Under its business plan, the bank will reduce the number of its traditional branches from 1,153 nationwide to 400, and also cut the number of workers from 27,000 to 15,000 by that year, the bank’s president and chief executive officer Arthid Nanthawithaya said in a press conference outlining SCB’s Vision 2020 plan yesterday.
He said that while bank is reducing the number of traditional branches, it will open a new branch model that provides for a business centre and investment centre, seeking to strengthen its relationships with customers, especially personal and small and medium-sized enterprises (SMEs) account holders nationwide.
Arthid said the bank had no plans to lay off excess staff in the branches and in other departments. Instead, the bank would retrain them to serve the needs of the bank’s new business model and match with the bank’s new business model. The bank also would recruit new staff to support this model, he said.
“We no plan to lay off our staff, but usually the number of resignations from the bank averages 3,000 a year,” he said. “This means we do not have any programme to lay off staff. With this pattern of natural attrition, we will be able to reduce our staff numbers to match our target of 15,000 in 2020,” he said.

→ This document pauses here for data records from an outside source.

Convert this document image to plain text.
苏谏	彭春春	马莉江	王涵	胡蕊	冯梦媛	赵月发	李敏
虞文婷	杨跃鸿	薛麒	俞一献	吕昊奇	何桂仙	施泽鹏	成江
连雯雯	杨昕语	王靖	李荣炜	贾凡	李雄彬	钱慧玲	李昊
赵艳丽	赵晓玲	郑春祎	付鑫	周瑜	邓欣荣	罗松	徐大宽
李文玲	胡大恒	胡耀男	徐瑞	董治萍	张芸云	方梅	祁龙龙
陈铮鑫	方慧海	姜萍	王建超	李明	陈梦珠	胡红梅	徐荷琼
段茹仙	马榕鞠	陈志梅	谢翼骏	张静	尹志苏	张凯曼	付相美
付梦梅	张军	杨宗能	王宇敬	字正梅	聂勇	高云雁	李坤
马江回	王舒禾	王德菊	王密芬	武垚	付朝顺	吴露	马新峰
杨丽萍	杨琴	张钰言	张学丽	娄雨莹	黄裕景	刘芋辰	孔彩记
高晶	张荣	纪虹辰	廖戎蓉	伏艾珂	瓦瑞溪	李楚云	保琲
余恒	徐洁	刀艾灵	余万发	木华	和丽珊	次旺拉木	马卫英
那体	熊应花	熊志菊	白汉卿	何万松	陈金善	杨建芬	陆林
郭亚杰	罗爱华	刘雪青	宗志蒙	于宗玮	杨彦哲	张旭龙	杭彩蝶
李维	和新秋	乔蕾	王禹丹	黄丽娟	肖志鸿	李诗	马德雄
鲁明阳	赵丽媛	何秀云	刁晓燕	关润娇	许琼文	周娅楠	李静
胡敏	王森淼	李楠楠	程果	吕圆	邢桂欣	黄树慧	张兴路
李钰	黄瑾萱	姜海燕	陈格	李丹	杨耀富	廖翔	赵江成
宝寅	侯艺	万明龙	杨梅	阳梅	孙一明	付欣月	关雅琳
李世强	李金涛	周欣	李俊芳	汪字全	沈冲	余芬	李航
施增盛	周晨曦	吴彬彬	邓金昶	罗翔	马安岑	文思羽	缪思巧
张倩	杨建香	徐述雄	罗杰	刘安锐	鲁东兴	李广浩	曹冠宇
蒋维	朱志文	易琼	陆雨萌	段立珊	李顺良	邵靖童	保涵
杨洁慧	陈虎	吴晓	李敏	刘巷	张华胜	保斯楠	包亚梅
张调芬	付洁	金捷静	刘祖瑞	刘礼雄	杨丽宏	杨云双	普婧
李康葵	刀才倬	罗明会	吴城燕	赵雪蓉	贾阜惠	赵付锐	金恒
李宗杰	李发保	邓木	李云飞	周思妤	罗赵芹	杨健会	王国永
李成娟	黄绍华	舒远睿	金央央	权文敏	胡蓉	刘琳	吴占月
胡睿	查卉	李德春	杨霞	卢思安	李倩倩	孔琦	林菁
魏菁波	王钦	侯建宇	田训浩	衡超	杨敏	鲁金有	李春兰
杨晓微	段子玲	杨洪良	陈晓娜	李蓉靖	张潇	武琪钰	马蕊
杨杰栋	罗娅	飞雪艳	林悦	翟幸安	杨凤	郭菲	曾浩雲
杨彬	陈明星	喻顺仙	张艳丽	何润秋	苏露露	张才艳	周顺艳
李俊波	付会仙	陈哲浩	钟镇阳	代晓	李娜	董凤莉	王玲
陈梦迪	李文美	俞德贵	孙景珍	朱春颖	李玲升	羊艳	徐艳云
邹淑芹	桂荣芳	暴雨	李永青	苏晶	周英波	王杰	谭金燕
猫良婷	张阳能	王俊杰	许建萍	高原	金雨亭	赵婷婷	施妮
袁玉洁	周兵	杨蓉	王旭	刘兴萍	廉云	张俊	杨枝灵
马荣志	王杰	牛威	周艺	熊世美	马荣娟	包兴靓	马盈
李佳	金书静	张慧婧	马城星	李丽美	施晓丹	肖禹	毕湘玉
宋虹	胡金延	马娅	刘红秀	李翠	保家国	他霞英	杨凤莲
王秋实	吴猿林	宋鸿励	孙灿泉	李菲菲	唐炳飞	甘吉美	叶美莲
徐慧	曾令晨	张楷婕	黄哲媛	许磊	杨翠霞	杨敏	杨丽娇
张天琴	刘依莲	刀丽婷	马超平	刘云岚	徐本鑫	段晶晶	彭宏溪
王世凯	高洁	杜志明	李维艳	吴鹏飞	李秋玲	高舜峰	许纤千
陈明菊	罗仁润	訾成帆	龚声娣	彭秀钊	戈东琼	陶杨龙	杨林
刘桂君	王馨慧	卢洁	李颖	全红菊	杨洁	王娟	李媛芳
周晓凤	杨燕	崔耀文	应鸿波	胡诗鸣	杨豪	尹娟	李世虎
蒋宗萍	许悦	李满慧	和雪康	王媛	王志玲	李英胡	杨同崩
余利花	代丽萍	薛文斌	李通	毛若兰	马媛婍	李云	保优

The bank’s revised business model focuses on attracting new customers in the areas of personal loans, credit cards, and SMEs, rather than expanding into areas where there is high competition, such as housing loans, Arthid said.
“That does not means that we won’t provide mortgage loans or corporate and infrastructure loans, as we will continue to provide loans for such customers, but we will focus on high-margin business,” he said. “If a market faces high competition in term of price, we will not compete in that area. But we will focus on the new areas that provide high margins for us.”

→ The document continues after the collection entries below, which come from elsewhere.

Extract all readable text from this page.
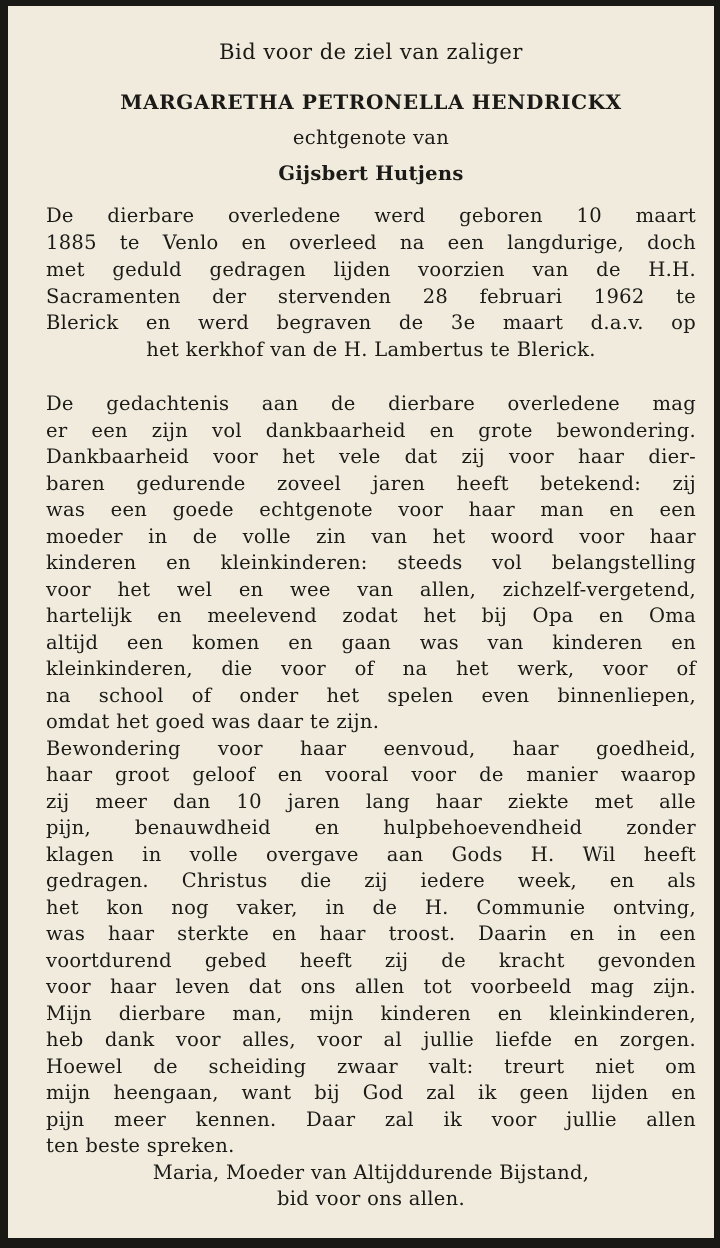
Bid voor de ziel van zaliger
MARGARETHA PETRONELLA HENDRICKX
echtgenote van
Gijsbert Hutjens
De dierbare overledene werd geboren 10 maart
1885 te Venlo en overleed na een langdurige, doch
met geduld gedragen lijden voorzien van de H.H.
Sacramenten der stervenden 28 februari 1962 te
Blerick en werd begraven de 3e maart d.a.v. op
het kerkhof van de H. Lambertus te Blerick.
De gedachtenis aan de dierbare overledene mag
er een zijn vol dankbaarheid en grote bewondering.
Dankbaarheid voor het vele dat zij voor haar dier-
baren gedurende zoveel jaren heeft betekend: zij
was een goede echtgenote voor haar man en een
moeder in de volle zin van het woord voor haar
kinderen en kleinkinderen: steeds vol belangstelling
voor het wel en wee van allen, zichzelf-vergetend,
hartelijk en meelevend zodat het bij Opa en Oma
altijd een komen en gaan was van kinderen en
kleinkinderen, die voor of na het werk, voor of
na school of onder het spelen even binnenliepen,
omdat het goed was daar te zijn.
Bewondering voor haar eenvoud, haar goedheid,
haar groot geloof en vooral voor de manier waarop
zij meer dan 10 jaren lang haar ziekte met alle
pijn, benauwdheid en hulpbehoevendheid zonder
klagen in volle overgave aan Gods H. Wil heeft
gedragen. Christus die zij iedere week, en als
het kon nog vaker, in de H. Communie ontving,
was haar sterkte en haar troost. Daarin en in een
voortdurend gebed heeft zij de kracht gevonden
voor haar leven dat ons allen tot voorbeeld mag zijn.
Mijn dierbare man, mijn kinderen en kleinkinderen,
heb dank voor alles, voor al jullie liefde en zorgen.
Hoewel de scheiding zwaar valt: treurt niet om
mijn heengaan, want bij God zal ik geen lijden en
pijn meer kennen. Daar zal ik voor jullie allen
ten beste spreken.
Maria, Moeder van Altijddurende Bijstand,
bid voor ons allen.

The bank will collaborate with its customers and may enter joint ventures with its business partners to match with customers’ lifestyles and drive business growth for the long term. Such areas include health and wellness, lifestyles, living, technology and digital services, e-commerce, food and restaurants, energy, supply chain logistics, wealth and insurance, travel, university, and retail, he said.
New business model
With the new business model, Arthid accepted that the company’s total revenue may drop but its net profit margin will be maintained and move higher than the current level, he added.
At the end of 2017, Siam Commercial Bank announced total income of Bt136.2 billion, up 2.2 per cent from 2016, and net profit of Bt43.2 billion, down 9.4 per cent.
Meanwhile, the bank reported to the Stock Exchange of Thailand that its financial targets for 2018 were for a net interest margin of between 3.1 per cent and 3.3 per cent, non-interest income growth of up to 5 per cent, a cost to income ratio of 42-45 per cent, loan growth of between 6 and 8 per cent, non-performing loans at lower than 3 per cent of the total, and a coverage ratio of more than 130 per cent.